Perché un’iniziativa del genere nasce proprio dalle donne anziane? Perché numerosi studi scientifici dimostrano come il rischio di mortalità e di problemi sanitari per questo specifico segmento di popolazione aumenti considerevolmente durante le ondate di caldo, rese sempre più frequenti e intense dalla crisi climatica. Questi rischi e danni, sostiene l’azione legale, sarebbero sufficienti per coinvolgere gli obblighi positivi dello Stato di proteggere il loro diritto alla vita e al benessere, come garantito dagli articoli 2 e 8 della Convenzione europea sui diritti dell’uomo.

anziane per il clima
Una donna anziana a una manifestazione per il clima © Ana Fernandez/SOPA Images/LightRocket via Getty Images

Il comune di Grande-Synthe contro la Francia

Il secondo caso prende il via a Grande-Synthe, un comune con circa 20mila abitanti nella regione dell’Alta Francia. L’ex-sindaco Damien Carême, oggi europarlamentare, contesta allo stato francese di non aver adottato tutte le misure idonee per mantenersi entro i livelli massimi di gas serra che lui stesso ha fissato.

Questa inerzia costituirebbe una violazione di due articoli della Convenzione sui diritti dell’uomo. L’articolo 2 (diritto alla vita), sostiene l’azione legale, obbligherebbe infatti gli stati a fare tutto il possibile per tutelare la vita delle persone sotto la loro giurisdizione, anche salvaguardandole dai disastri ambientali. Nel caso dell’articolo 8 (rispetto della propria vita privata e familiare), la violazione riguarderebbe Carême in prima persona. Perché, sostiene il ricorrente, la sua stessa casa rischia di essere danneggiata dalle inondazioni che in futuro colpiranno la zona. Cosa che rende impossibile fare progetti per il futuro.

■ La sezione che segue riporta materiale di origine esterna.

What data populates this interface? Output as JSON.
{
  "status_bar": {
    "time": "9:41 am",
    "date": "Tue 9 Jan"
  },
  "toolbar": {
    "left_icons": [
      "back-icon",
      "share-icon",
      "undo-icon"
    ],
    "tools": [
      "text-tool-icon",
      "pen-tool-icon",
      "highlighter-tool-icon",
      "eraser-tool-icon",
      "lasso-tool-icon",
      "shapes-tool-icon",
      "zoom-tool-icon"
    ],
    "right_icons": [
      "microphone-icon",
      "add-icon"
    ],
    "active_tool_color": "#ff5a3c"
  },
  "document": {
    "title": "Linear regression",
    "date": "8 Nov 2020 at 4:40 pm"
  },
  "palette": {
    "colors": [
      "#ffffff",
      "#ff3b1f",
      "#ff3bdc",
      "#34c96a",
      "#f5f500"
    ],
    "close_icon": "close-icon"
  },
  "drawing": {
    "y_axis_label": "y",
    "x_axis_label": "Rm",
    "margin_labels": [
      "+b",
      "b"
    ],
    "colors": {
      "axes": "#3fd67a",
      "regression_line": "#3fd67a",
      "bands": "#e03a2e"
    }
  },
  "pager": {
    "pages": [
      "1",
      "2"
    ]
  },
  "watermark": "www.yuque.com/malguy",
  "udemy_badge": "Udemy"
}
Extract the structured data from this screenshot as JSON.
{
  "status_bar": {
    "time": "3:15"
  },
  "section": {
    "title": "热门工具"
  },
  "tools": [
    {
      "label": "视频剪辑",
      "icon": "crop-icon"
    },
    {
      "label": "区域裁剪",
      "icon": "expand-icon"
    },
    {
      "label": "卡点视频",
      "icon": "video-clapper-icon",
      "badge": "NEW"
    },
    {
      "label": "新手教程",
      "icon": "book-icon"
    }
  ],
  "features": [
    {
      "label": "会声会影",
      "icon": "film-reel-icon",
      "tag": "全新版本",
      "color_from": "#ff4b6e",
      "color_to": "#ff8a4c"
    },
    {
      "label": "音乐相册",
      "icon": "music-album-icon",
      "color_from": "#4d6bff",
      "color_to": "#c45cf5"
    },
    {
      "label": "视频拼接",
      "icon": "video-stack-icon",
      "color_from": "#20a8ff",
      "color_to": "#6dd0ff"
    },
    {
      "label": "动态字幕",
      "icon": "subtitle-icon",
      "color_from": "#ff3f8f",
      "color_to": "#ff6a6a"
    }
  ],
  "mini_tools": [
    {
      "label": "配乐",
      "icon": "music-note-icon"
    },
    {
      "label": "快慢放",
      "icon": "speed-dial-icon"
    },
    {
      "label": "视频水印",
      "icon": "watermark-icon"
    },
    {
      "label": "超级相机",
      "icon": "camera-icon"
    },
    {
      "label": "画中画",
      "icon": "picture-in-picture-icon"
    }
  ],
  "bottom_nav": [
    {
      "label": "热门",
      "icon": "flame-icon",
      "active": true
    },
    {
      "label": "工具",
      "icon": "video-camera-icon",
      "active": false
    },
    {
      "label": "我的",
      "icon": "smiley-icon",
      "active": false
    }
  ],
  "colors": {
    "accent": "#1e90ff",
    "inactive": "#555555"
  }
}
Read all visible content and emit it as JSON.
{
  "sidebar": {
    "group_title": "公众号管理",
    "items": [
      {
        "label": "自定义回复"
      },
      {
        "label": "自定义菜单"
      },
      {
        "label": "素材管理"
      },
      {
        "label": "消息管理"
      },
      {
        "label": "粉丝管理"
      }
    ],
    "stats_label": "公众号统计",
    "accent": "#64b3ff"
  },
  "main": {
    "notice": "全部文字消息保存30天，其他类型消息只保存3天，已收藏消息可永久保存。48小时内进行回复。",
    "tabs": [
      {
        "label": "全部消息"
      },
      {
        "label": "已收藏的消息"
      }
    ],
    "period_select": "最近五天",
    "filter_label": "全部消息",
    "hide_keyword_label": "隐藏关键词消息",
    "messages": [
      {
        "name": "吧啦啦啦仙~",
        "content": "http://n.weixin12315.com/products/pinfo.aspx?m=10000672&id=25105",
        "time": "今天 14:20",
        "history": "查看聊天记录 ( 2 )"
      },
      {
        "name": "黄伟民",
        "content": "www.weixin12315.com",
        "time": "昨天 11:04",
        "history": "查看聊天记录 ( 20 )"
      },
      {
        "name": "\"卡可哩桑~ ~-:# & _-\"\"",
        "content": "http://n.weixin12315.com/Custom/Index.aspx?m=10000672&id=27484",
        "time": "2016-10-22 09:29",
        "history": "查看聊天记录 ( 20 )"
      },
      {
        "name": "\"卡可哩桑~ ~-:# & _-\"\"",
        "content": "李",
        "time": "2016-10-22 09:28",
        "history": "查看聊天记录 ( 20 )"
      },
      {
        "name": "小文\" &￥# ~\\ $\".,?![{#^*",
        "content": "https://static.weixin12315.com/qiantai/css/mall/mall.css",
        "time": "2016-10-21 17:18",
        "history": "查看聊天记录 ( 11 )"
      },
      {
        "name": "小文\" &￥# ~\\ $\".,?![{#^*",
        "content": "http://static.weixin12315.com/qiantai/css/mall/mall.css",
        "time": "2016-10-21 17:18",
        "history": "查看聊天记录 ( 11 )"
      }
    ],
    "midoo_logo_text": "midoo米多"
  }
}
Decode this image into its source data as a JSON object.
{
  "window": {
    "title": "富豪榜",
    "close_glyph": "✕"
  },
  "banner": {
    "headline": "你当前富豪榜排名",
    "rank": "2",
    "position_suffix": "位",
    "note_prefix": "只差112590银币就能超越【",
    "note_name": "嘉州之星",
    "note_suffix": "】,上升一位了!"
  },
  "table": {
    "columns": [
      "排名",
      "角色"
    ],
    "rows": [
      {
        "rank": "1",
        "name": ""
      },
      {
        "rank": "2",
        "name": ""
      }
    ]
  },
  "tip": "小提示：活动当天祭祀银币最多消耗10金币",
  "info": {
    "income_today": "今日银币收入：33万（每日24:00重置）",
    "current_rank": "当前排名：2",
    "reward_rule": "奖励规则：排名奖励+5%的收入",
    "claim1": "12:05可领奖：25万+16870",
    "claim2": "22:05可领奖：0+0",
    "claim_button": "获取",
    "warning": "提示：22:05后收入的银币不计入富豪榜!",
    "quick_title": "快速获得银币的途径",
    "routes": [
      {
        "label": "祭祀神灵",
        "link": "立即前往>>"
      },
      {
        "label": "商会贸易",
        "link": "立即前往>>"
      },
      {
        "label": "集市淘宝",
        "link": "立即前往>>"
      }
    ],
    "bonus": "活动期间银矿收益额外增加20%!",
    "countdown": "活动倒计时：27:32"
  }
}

Sei giovani portoghesi contro 32 paesi europei

Infine c’è la più grande azione legale sul clima mai intrapresa finora. Da un lato, sei giovani portoghesi nati tra il 1999 e il 2012; dall’altro lato, ben 32 paesi europei, accusati di aver adottato politiche climatiche largamente inadeguate.

Oltre agli articoli 2 e 8 della Convenzione europea, questa azione legale chiama in causa anche l’articolo 14 sul divieto di discriminazione. In particolare, i ragazzi e le ragazze citano le ondate di calore, gli incendi boschivi e i fumi tossici emanati da questi ultimi. Affermando che questi fenomeni, esacerbati dal riscaldamento globale, li obblighino a modificare le proprie abitudini di vita (per esempio trascorrendo più tempo al chiuso). E, in ultima analisi, minaccino il loro benessere fisico e mentale. Il fatto che i ricorrenti siano giovani non è casuale, perché le nuove generazioni sono destinate a subire le conseguenze peggiori dei cambiamenti climatici, pur non avendo fatto quasi nulla per innescarli.